This is own implementation and understanding of the paper Deep Compression developed in June/July 2017 (except huffmann coding =D ), and very simple reports were produced on November. sharing weight stage needs to be optimized, it is extremely slow, but do not require many epochs to converge.
Learn Pytorch for low-level (gradient modification) and high-level implementation (large networks). Learn a very efficient network optimization (2015). Currently, there is a new optimization method that I would like to learn =) MorphNet
All parameters are detailed in main.py
, just run:
python main.py
Recommended number of epochs in pruning is 25, while 5 epochs are enough in the sharing stage.
Trained models were based on VGG19 and its custom versions, however results presented here are VGG19 (with batchnorm) trained on CIFAR10. Experiments were performed again in order to test if pytorch 1.0.1 works correctly on variable and gradient manipulations.
Results reported on VGG19 in this repository using k clusters keep almost the same accuracy same as the original paper argued. All optimization results were trained in an overall of 25 epochs. Pruning iteration number was to set 25 as well (just for convenience).

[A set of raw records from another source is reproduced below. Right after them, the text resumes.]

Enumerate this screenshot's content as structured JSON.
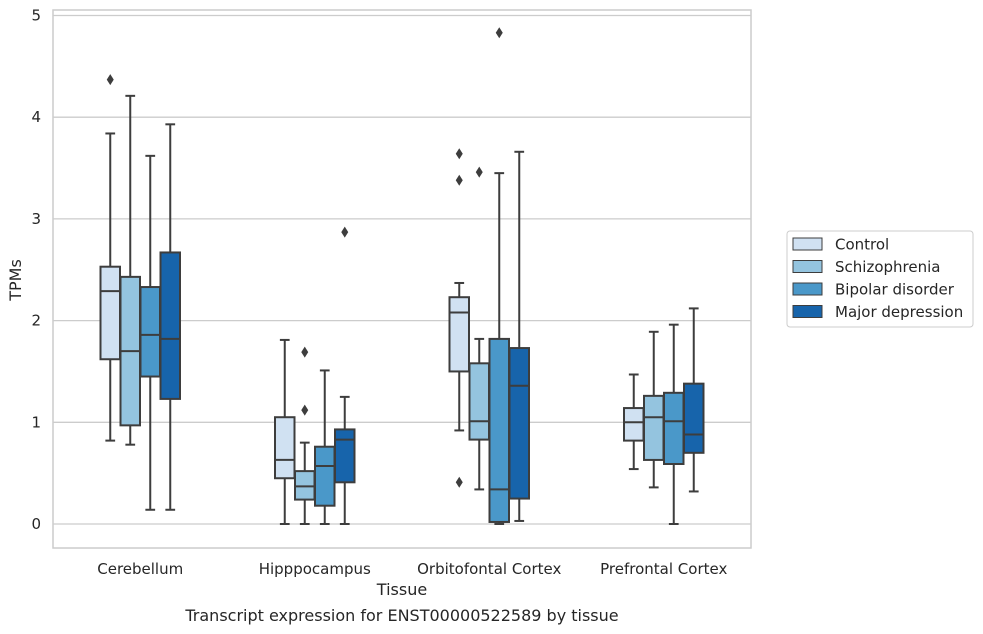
{
  "caption": "Transcript expression for ENST00000522589 by tissue",
  "chart_data": {
    "type": "box",
    "xlabel": "Tissue",
    "ylabel": "TPMs",
    "ylim": [
      -0.23,
      5.07
    ],
    "yticks": [
      0,
      1,
      2,
      3,
      4,
      5
    ],
    "grid": "horizontal",
    "legend_position": "right",
    "categories": [
      "Cerebellum",
      "Hipppocampus",
      "Orbitofontal Cortex",
      "Prefrontal Cortex"
    ],
    "colors": [
      "#d0e1f2",
      "#94c4df",
      "#4a98c9",
      "#1764ab"
    ],
    "series": [
      {
        "name": "Control",
        "boxes": [
          {
            "whislo": 0.82,
            "q1": 1.62,
            "med": 2.29,
            "q3": 2.53,
            "whishi": 3.84,
            "fliers": [
              4.37
            ]
          },
          {
            "whislo": 0.0,
            "q1": 0.45,
            "med": 0.63,
            "q3": 1.05,
            "whishi": 1.81,
            "fliers": []
          },
          {
            "whislo": 0.92,
            "q1": 1.5,
            "med": 2.08,
            "q3": 2.23,
            "whishi": 2.37,
            "fliers": [
              0.41,
              3.38,
              3.64
            ]
          },
          {
            "whislo": 0.54,
            "q1": 0.82,
            "med": 1.0,
            "q3": 1.14,
            "whishi": 1.47,
            "fliers": []
          }
        ]
      },
      {
        "name": "Schizophrenia",
        "boxes": [
          {
            "whislo": 0.78,
            "q1": 0.97,
            "med": 1.7,
            "q3": 2.43,
            "whishi": 4.21,
            "fliers": []
          },
          {
            "whislo": 0.0,
            "q1": 0.24,
            "med": 0.37,
            "q3": 0.52,
            "whishi": 0.8,
            "fliers": [
              1.12,
              1.69
            ]
          },
          {
            "whislo": 0.34,
            "q1": 0.83,
            "med": 1.01,
            "q3": 1.58,
            "whishi": 1.82,
            "fliers": [
              3.46
            ]
          },
          {
            "whislo": 0.36,
            "q1": 0.63,
            "med": 1.05,
            "q3": 1.26,
            "whishi": 1.89,
            "fliers": []
          }
        ]
      },
      {
        "name": "Bipolar disorder",
        "boxes": [
          {
            "whislo": 0.14,
            "q1": 1.45,
            "med": 1.86,
            "q3": 2.33,
            "whishi": 3.62,
            "fliers": []
          },
          {
            "whislo": 0.0,
            "q1": 0.18,
            "med": 0.57,
            "q3": 0.76,
            "whishi": 1.51,
            "fliers": []
          },
          {
            "whislo": 0.0,
            "q1": 0.02,
            "med": 0.34,
            "q3": 1.82,
            "whishi": 3.45,
            "fliers": [
              4.83
            ]
          },
          {
            "whislo": 0.0,
            "q1": 0.59,
            "med": 1.01,
            "q3": 1.29,
            "whishi": 1.96,
            "fliers": []
          }
        ]
      },
      {
        "name": "Major depression",
        "boxes": [
          {
            "whislo": 0.14,
            "q1": 1.23,
            "med": 1.82,
            "q3": 2.67,
            "whishi": 3.93,
            "fliers": []
          },
          {
            "whislo": 0.0,
            "q1": 0.41,
            "med": 0.83,
            "q3": 0.93,
            "whishi": 1.25,
            "fliers": [
              2.87
            ]
          },
          {
            "whislo": 0.03,
            "q1": 0.25,
            "med": 1.36,
            "q3": 1.73,
            "whishi": 3.66,
            "fliers": []
          },
          {
            "whislo": 0.32,
            "q1": 0.7,
            "med": 0.88,
            "q3": 1.38,
            "whishi": 2.12,
            "fliers": []
          }
        ]
      }
    ]
  }
}
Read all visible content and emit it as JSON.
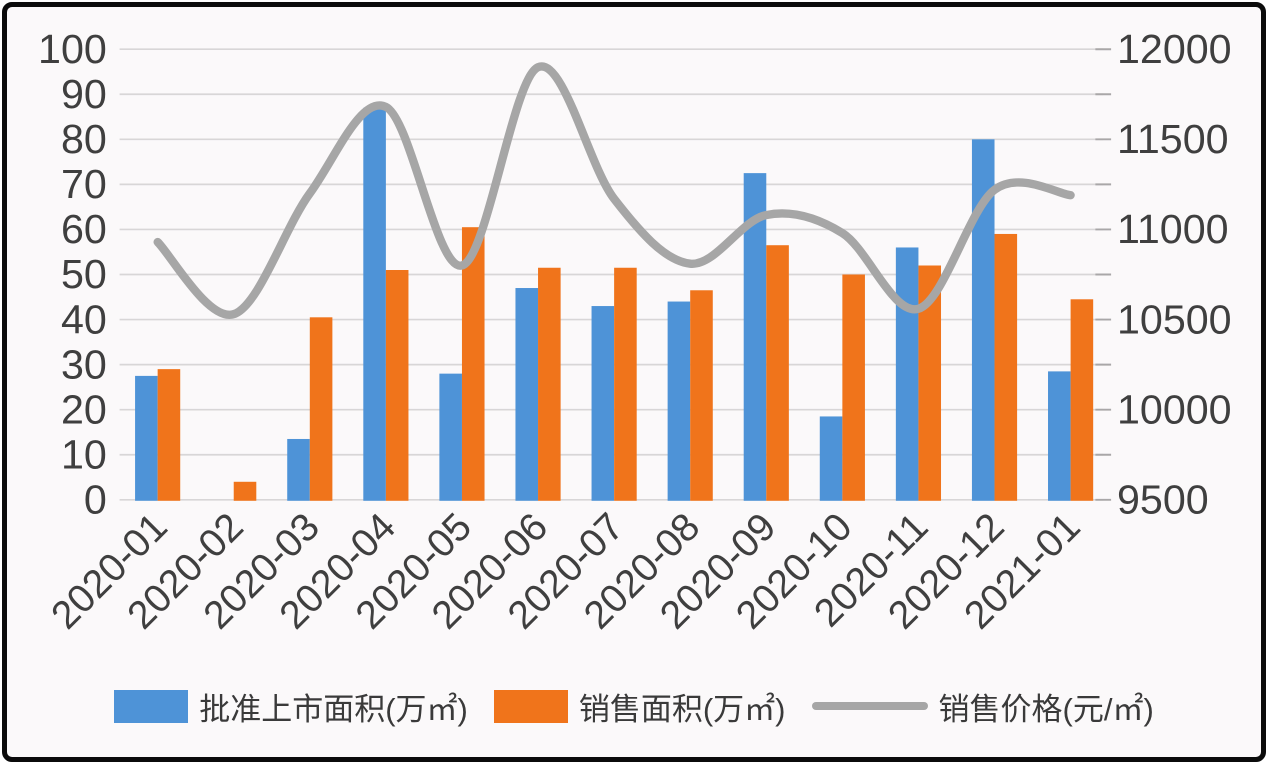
{
  "chart_data": {
    "type": "combo",
    "categories": [
      "2020-01",
      "2020-02",
      "2020-03",
      "2020-04",
      "2020-05",
      "2020-06",
      "2020-07",
      "2020-08",
      "2020-09",
      "2020-10",
      "2020-11",
      "2020-12",
      "2021-01"
    ],
    "series": [
      {
        "name": "批准上市面积(万㎡)",
        "key": "approved_area",
        "type": "bar",
        "axis": "left",
        "color": "#4e93d7",
        "values": [
          27.5,
          0,
          13.5,
          87,
          28,
          47,
          43,
          44,
          72.5,
          18.5,
          56,
          80,
          28.5
        ]
      },
      {
        "name": "销售面积(万㎡)",
        "key": "sales_area",
        "type": "bar",
        "axis": "left",
        "color": "#f0741b",
        "values": [
          29,
          4,
          40.5,
          51,
          60.5,
          51.5,
          51.5,
          46.5,
          56.5,
          50,
          52,
          59,
          44.5
        ]
      },
      {
        "name": "销售价格(元/㎡)",
        "key": "sales_price",
        "type": "line",
        "axis": "right",
        "color": "#a6a6a6",
        "values": [
          10930,
          10530,
          11200,
          11680,
          10800,
          11900,
          11170,
          10810,
          11080,
          10980,
          10560,
          11220,
          11190
        ]
      }
    ],
    "left_axis": {
      "min": 0,
      "max": 100,
      "tick_step": 10,
      "tick_labels": [
        "0",
        "10",
        "20",
        "30",
        "40",
        "50",
        "60",
        "70",
        "80",
        "90",
        "100"
      ]
    },
    "right_axis": {
      "min": 9500,
      "max": 12000,
      "label_step": 500,
      "minor_tick_step": 250,
      "tick_labels": [
        "9500",
        "10000",
        "10500",
        "11000",
        "11500",
        "12000"
      ]
    },
    "grid": true,
    "legend_position": "bottom",
    "colors": {
      "grid": "#d8d6d7",
      "right_tick": "#a9a7a8",
      "axis_text": "#3f3f3f",
      "background": "#fbf9fa",
      "frame_border": "#0b0b0b"
    }
  }
}
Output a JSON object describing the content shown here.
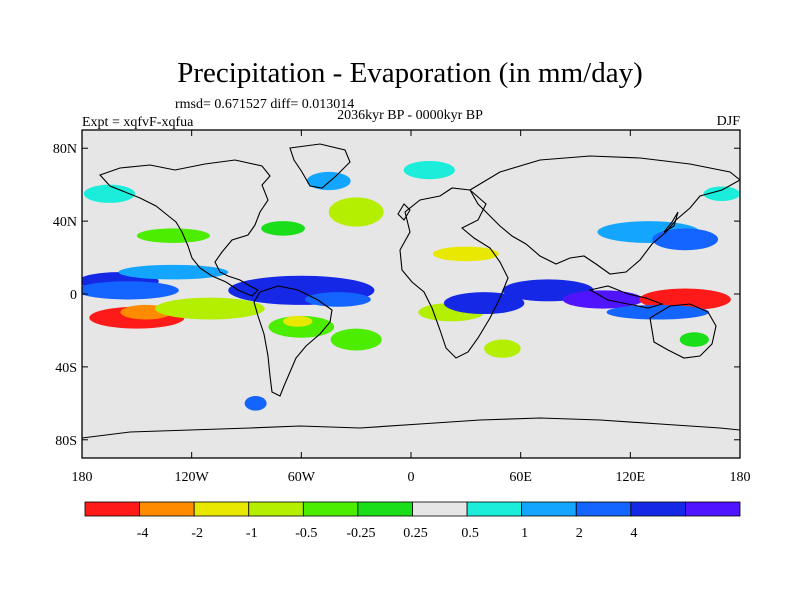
{
  "title": "Precipitation - Evaporation (in mm/day)",
  "stats": "rmsd= 0.671527 diff= 0.013014",
  "experiment": "Expt = xqfvF-xqfua",
  "period": "2036kyr BP - 0000kyr BP",
  "season": "DJF",
  "map": {
    "lon_range": [
      -180,
      180
    ],
    "lat_range": [
      -90,
      90
    ],
    "lon_ticks": [
      {
        "value": -180,
        "label": "180"
      },
      {
        "value": -120,
        "label": "120W"
      },
      {
        "value": -60,
        "label": "60W"
      },
      {
        "value": 0,
        "label": "0"
      },
      {
        "value": 60,
        "label": "60E"
      },
      {
        "value": 120,
        "label": "120E"
      },
      {
        "value": 180,
        "label": "180"
      }
    ],
    "lat_ticks": [
      {
        "value": 80,
        "label": "80N"
      },
      {
        "value": 40,
        "label": "40N"
      },
      {
        "value": 0,
        "label": "0"
      },
      {
        "value": -40,
        "label": "40S"
      },
      {
        "value": -80,
        "label": "80S"
      }
    ],
    "background_color": "#e6e6e6"
  },
  "colorbar": {
    "colors": [
      "#ff1a1a",
      "#ff8c00",
      "#e8e800",
      "#b4ee00",
      "#4ced00",
      "#1ade1a",
      "#e6e6e6",
      "#1aeeda",
      "#14a6ff",
      "#1464ff",
      "#1428e6",
      "#5014ff"
    ],
    "labels": [
      "-4",
      "-2",
      "-1",
      "-0.5",
      "-0.25",
      "0.25",
      "0.5",
      "1",
      "2",
      "4"
    ]
  },
  "field_contours": [
    {
      "lon": -160,
      "lat": 7,
      "rx": 22,
      "ry": 5,
      "level": 10
    },
    {
      "lon": -155,
      "lat": 2,
      "rx": 28,
      "ry": 5,
      "level": 9
    },
    {
      "lon": -130,
      "lat": 12,
      "rx": 30,
      "ry": 4,
      "level": 8
    },
    {
      "lon": -150,
      "lat": -13,
      "rx": 26,
      "ry": 6,
      "level": 0
    },
    {
      "lon": -145,
      "lat": -10,
      "rx": 14,
      "ry": 4,
      "level": 1
    },
    {
      "lon": -110,
      "lat": -8,
      "rx": 30,
      "ry": 6,
      "level": 3
    },
    {
      "lon": -60,
      "lat": 2,
      "rx": 40,
      "ry": 8,
      "level": 10
    },
    {
      "lon": -40,
      "lat": -3,
      "rx": 18,
      "ry": 4,
      "level": 9
    },
    {
      "lon": -60,
      "lat": -18,
      "rx": 18,
      "ry": 6,
      "level": 4
    },
    {
      "lon": -62,
      "lat": -15,
      "rx": 8,
      "ry": 3,
      "level": 2
    },
    {
      "lon": 30,
      "lat": 22,
      "rx": 18,
      "ry": 4,
      "level": 2
    },
    {
      "lon": 22,
      "lat": -10,
      "rx": 18,
      "ry": 5,
      "level": 3
    },
    {
      "lon": 40,
      "lat": -5,
      "rx": 22,
      "ry": 6,
      "level": 10
    },
    {
      "lon": 75,
      "lat": 2,
      "rx": 25,
      "ry": 6,
      "level": 10
    },
    {
      "lon": 105,
      "lat": -3,
      "rx": 22,
      "ry": 5,
      "level": 11
    },
    {
      "lon": 150,
      "lat": -3,
      "rx": 25,
      "ry": 6,
      "level": 0
    },
    {
      "lon": 135,
      "lat": -10,
      "rx": 28,
      "ry": 4,
      "level": 9
    },
    {
      "lon": 130,
      "lat": 34,
      "rx": 28,
      "ry": 6,
      "level": 8
    },
    {
      "lon": 150,
      "lat": 30,
      "rx": 18,
      "ry": 6,
      "level": 9
    },
    {
      "lon": -30,
      "lat": 45,
      "rx": 15,
      "ry": 8,
      "level": 3
    },
    {
      "lon": -70,
      "lat": 36,
      "rx": 12,
      "ry": 4,
      "level": 5
    },
    {
      "lon": -130,
      "lat": 32,
      "rx": 20,
      "ry": 4,
      "level": 4
    },
    {
      "lon": -165,
      "lat": 55,
      "rx": 14,
      "ry": 5,
      "level": 7
    },
    {
      "lon": -45,
      "lat": 62,
      "rx": 12,
      "ry": 5,
      "level": 8
    },
    {
      "lon": 10,
      "lat": 68,
      "rx": 14,
      "ry": 5,
      "level": 7
    },
    {
      "lon": 170,
      "lat": 55,
      "rx": 10,
      "ry": 4,
      "level": 7
    },
    {
      "lon": -30,
      "lat": -25,
      "rx": 14,
      "ry": 6,
      "level": 4
    },
    {
      "lon": -85,
      "lat": -60,
      "rx": 6,
      "ry": 4,
      "level": 9
    },
    {
      "lon": 50,
      "lat": -30,
      "rx": 10,
      "ry": 5,
      "level": 3
    },
    {
      "lon": 155,
      "lat": -25,
      "rx": 8,
      "ry": 4,
      "level": 5
    }
  ]
}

Netwrok | Original | Pruned 25 | Shared k=4 | Shared k=9 | Shared k=13 | Shared k=35 |
---|---|---|---|---|---|---|
VGG19_BN | 92.22 | 92.18 | 90.93 | 91.86 | 92.23 | (soon =D) |
Some visual results of the pruned weights are shown below:
Usage updated...
Presentation and Figures were uploaded.
Code now work for pytorch 1.0.1. Trained models differ from the original ones reported in the presentation.